Beyond such project-specific metrics lie far more complicated considerations. Are these gains likely to persist, and can we build on those successes? How can we make sure the benefits accrued won’t be lost to short-term setbacks such as storms, floods or wildfires? Which types of investments will help wildlife, natural habitats and human communities withstand the negative effects of climate change?

The overarching goal, in a word? Resilience

Nowhere is this concept more important than along the nation’s coasts, where many of the modern world’s most intractable environmental challenges collide. There is no magic wand, no single solution to deal with rapid population growth, urban development, habitat loss, pollution, rising sea levels and the intensifying threat of storms. The stakes are incredibly high along our coasts, not just for wildlife but also for the estimated 130 million Americans who live there. 

Throughout 2021, NFWF worked with a growing number of major partners in the public and private sectors determined to act quickly, and at an unprecedented scale, to strengthen coastal resilience and safeguard the benefits of present-day conservation efforts for generations to come. The Foundation invested in coastal conservation throughout the nation’s most heavily populated watersheds, including those feeding the Chesapeake Bay, Long Island Sound, Delaware Bay, Puget Sound and the Great Lakes. NFWF also announced the third year of grants awarded through its National Coastal Resilience Fund, a landscape-scale program that restores, increases and strengthens natural infrastructure to protect coastal communities and enhance habitats for fish and wildlife. 

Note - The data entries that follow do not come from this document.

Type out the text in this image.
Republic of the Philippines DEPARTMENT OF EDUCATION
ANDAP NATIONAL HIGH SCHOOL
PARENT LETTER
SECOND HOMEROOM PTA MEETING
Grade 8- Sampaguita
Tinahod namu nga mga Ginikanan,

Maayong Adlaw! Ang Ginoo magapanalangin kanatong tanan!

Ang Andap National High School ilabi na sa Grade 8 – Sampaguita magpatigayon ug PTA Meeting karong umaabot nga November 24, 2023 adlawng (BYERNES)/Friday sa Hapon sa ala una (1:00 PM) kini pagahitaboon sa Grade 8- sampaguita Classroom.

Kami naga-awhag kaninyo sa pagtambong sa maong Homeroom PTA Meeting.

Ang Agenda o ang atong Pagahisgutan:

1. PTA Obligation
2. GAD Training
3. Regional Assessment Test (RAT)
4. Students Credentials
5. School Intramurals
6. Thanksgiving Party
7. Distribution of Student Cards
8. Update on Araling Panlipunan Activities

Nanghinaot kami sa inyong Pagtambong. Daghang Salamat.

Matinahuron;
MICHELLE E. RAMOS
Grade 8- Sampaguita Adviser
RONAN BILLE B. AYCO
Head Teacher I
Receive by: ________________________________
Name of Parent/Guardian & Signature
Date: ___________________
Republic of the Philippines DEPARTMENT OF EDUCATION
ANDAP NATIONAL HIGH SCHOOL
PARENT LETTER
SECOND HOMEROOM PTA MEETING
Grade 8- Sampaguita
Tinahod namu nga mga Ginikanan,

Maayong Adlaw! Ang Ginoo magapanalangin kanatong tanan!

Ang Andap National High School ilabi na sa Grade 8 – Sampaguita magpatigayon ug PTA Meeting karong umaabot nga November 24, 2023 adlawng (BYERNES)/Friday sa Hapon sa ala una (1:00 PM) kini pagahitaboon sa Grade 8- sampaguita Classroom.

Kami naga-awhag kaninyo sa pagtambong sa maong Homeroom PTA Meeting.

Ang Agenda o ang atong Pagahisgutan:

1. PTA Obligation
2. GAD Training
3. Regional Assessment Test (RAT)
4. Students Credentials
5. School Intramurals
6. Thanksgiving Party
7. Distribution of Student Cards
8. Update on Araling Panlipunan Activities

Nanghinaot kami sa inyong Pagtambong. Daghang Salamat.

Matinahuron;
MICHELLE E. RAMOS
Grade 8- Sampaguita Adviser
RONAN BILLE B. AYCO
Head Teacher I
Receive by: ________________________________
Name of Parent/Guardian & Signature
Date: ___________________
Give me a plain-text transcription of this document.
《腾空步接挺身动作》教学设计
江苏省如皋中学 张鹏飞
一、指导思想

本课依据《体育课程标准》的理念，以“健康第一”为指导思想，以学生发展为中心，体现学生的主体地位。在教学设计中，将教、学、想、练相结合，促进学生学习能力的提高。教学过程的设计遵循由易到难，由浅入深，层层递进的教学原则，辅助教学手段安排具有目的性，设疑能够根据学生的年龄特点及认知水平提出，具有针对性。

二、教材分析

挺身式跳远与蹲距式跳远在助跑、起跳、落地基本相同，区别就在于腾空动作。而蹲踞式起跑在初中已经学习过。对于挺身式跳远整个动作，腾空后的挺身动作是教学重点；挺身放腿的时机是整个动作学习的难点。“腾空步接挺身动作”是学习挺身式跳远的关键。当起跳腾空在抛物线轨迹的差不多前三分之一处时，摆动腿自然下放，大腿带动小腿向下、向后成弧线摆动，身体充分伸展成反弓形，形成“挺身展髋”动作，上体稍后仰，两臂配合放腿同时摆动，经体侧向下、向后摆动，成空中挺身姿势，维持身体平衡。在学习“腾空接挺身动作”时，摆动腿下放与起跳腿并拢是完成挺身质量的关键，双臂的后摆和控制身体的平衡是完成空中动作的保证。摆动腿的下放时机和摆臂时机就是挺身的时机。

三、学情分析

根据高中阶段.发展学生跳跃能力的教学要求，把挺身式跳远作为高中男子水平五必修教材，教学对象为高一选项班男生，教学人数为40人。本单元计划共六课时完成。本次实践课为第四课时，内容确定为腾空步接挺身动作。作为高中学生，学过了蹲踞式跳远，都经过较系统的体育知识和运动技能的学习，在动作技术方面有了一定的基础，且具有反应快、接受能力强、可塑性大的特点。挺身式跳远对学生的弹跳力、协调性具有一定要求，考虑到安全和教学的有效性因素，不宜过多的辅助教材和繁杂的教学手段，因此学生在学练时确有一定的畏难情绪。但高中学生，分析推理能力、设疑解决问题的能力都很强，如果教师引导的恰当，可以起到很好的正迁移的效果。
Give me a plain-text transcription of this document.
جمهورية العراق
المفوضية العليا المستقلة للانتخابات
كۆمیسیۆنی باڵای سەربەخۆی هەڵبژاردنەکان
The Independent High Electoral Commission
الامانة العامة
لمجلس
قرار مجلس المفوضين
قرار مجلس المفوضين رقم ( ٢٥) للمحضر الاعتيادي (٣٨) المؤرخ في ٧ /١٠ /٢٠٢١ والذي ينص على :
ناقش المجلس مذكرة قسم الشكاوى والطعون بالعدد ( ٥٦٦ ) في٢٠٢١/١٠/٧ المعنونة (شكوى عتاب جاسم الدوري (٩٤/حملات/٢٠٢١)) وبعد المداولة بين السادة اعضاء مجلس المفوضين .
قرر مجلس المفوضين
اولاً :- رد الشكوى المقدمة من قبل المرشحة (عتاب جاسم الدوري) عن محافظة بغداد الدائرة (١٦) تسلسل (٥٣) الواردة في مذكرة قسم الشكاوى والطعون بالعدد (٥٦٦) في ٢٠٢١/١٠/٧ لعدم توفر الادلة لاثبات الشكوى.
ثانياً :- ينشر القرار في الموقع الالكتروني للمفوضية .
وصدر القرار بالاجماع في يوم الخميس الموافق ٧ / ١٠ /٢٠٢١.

In 2021, NFWF awarded more than $37 million in grants through the National Coastal Resilience Fund, pushing the program’s total investment since its founding in 2018 to more than $90 million. Since its inception in 2018, NCRF has supported projects that will enhance or restore more than 18,000 acres of coastal habitat and reduce flood and erosion risk for nearly 100,000 properties and 2,000 infrastructure assets.

The ambitious projects supported by this fund will be a boon to the fish, birds and other wildlife species that depend on rich coastal marshes and wetlands, dune and beach systems, oyster beds, coral reefs and barrier islands.